The AAEM website lists several research articles, covering trauma, cardiology, and airway management, that conclude formal emergency medicine training improves safety. Thus, it is no surprise that emergency medicine liability insurance providers demonstrate a significant risk reduction with ABEM/AOBEM certified physicians.
The founders of emergency medicine, those who essentially “created” the specialty, deserve our deep gratitude. They introduced emergency medicine training programs and made plenty available by the time the practice track closed. In fact, our highest honors include the David K. Wagner Award and Peter Rosen Award, who’s namesakes are such leaders.
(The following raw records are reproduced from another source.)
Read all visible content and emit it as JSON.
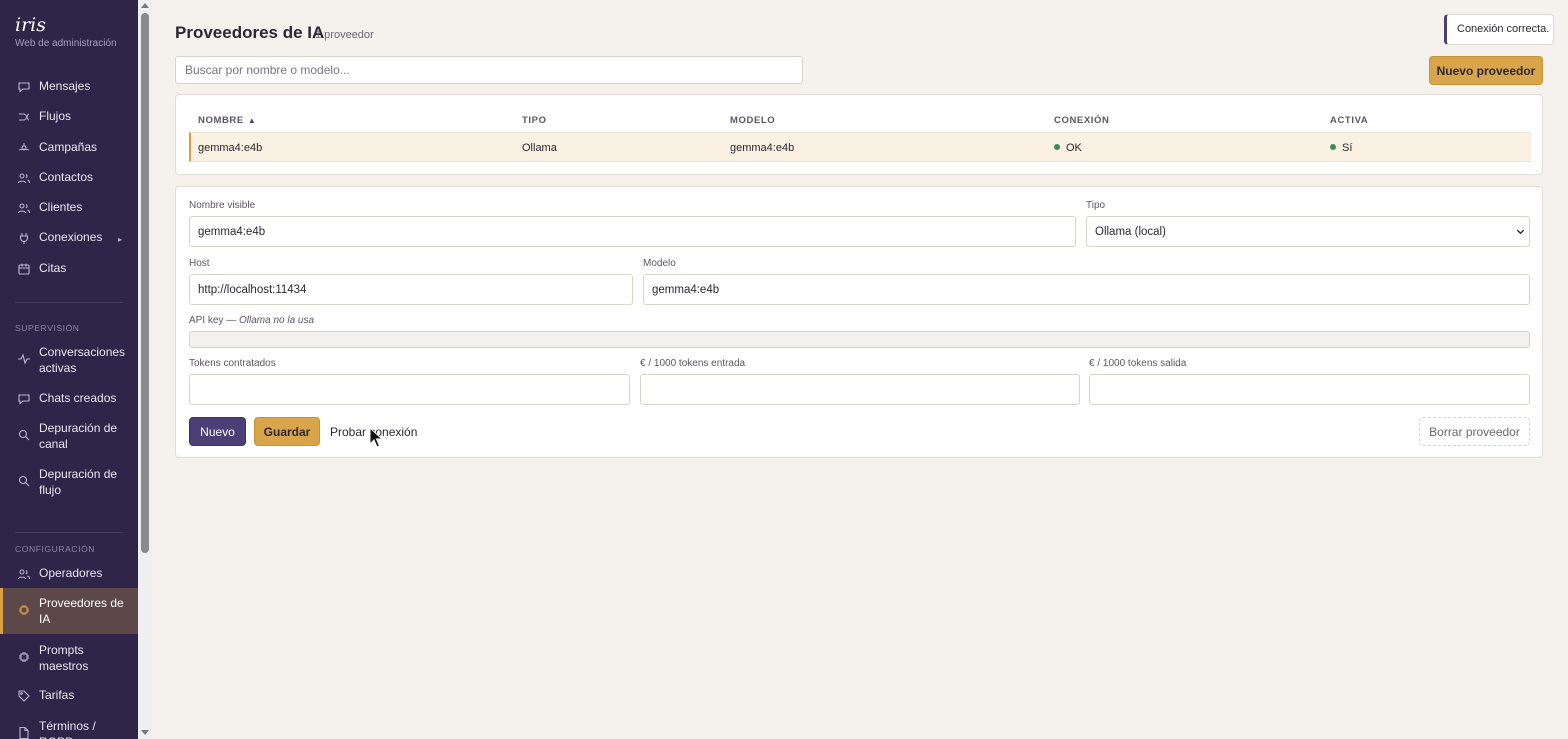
{
  "sidebar": {
    "brand": "iris",
    "subtitle": "Web de administración",
    "items": [
      {
        "label": "Mensajes",
        "icon": "message-icon"
      },
      {
        "label": "Flujos",
        "icon": "flow-icon"
      },
      {
        "label": "Campañas",
        "icon": "campaign-icon"
      },
      {
        "label": "Contactos",
        "icon": "contacts-icon"
      },
      {
        "label": "Clientes",
        "icon": "clients-icon"
      },
      {
        "label": "Conexiones",
        "icon": "plug-icon"
      },
      {
        "label": "Citas",
        "icon": "calendar-icon"
      }
    ],
    "supervision_title": "SUPERVISIÓN",
    "supervision_items": [
      {
        "label": "Conversaciones activas",
        "icon": "activity-icon"
      },
      {
        "label": "Chats creados",
        "icon": "chat-icon"
      },
      {
        "label": "Depuración de canal",
        "icon": "search-icon"
      },
      {
        "label": "Depuración de flujo",
        "icon": "search-icon"
      }
    ],
    "config_title": "CONFIGURACIÓN",
    "config_items": [
      {
        "label": "Operadores",
        "icon": "users-icon"
      },
      {
        "label": "Proveedores de IA",
        "icon": "chip-icon",
        "active": true
      },
      {
        "label": "Prompts maestros",
        "icon": "chip-icon"
      },
      {
        "label": "Tarifas",
        "icon": "tag-icon"
      },
      {
        "label": "Términos / RGPD",
        "icon": "document-icon"
      }
    ]
  },
  "header": {
    "title": "Proveedores de IA",
    "count": "1 proveedor"
  },
  "toast": "Conexión correcta.",
  "search": {
    "placeholder": "Buscar por nombre o modelo...",
    "value": ""
  },
  "new_provider_label": "Nuevo proveedor",
  "table": {
    "columns": [
      "NOMBRE",
      "TIPO",
      "MODELO",
      "CONEXIÓN",
      "ACTIVA"
    ],
    "sort_indicator": "▲",
    "rows": [
      {
        "nombre": "gemma4:e4b",
        "tipo": "Ollama",
        "modelo": "gemma4:e4b",
        "conexion": "OK",
        "activa": "Sí"
      }
    ],
    "status_color": "#3b8a5d"
  },
  "form": {
    "nombre_visible_label": "Nombre visible",
    "nombre_visible_value": "gemma4:e4b",
    "tipo_label": "Tipo",
    "tipo_value": "Ollama (local)",
    "host_label": "Host",
    "host_value": "http://localhost:11434",
    "modelo_label": "Modelo",
    "modelo_value": "gemma4:e4b",
    "api_key_label": "API key — ",
    "api_key_note": "Ollama no la usa",
    "tokens_label": "Tokens contratados",
    "entrada_label": "€ / 1000 tokens entrada",
    "salida_label": "€ / 1000 tokens salida",
    "nuevo_label": "Nuevo",
    "guardar_label": "Guardar",
    "probar_label": "Probar conexión",
    "borrar_label": "Borrar proveedor"
  },
  "colors": {
    "sidebar_bg": "#2e2548",
    "accent": "#d9a54a",
    "primary": "#4c3f75",
    "page_bg": "#f5f2ee"
  }
}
AAEM does not discriminate against those certified via the ABEM/AOBEM practice track even though we will not reconsider this pathway.
AAPS advocates promote their alternative board using the argument that there is an undersupply of emergency physicians. They convey concern that low-volume, rural emergency rooms cannot generally attract a full complement of ABEM/AOBEM certified physicians. AAEM recognizes that certain regions may lack emergency medicine specialists as well as other specialists. Certainly a primary care physician willing to cover the emergency department may be a second tier option.
Even though the fifteen-year-long Daniels suit, filed on behalf of those adversely affected by ABEM’s decision to close the practice track, was dismissed last year, relentless challenges by the AAPS continue. Though they failed to be recognized in Florida (Senate bill derailed in 2005) and North Carolina (rejected by the Board of Medicine in 2006), this year the AAPS wants to take the New York Department of Health to court because the AAPS alternative board is not acknowledged on a public website.
Raising and maintaining the quality bar is a public expectation in professions that have many lives at risk. Imagine the notion that someone who has mastered Microsoft Flight Simulator ought to be interchangeable with an FAA-certified commercial pilot. It’s inconceivable. I am proud to serve a professional organization that continues to defend ABEM/AOBEM certification as today’s standard.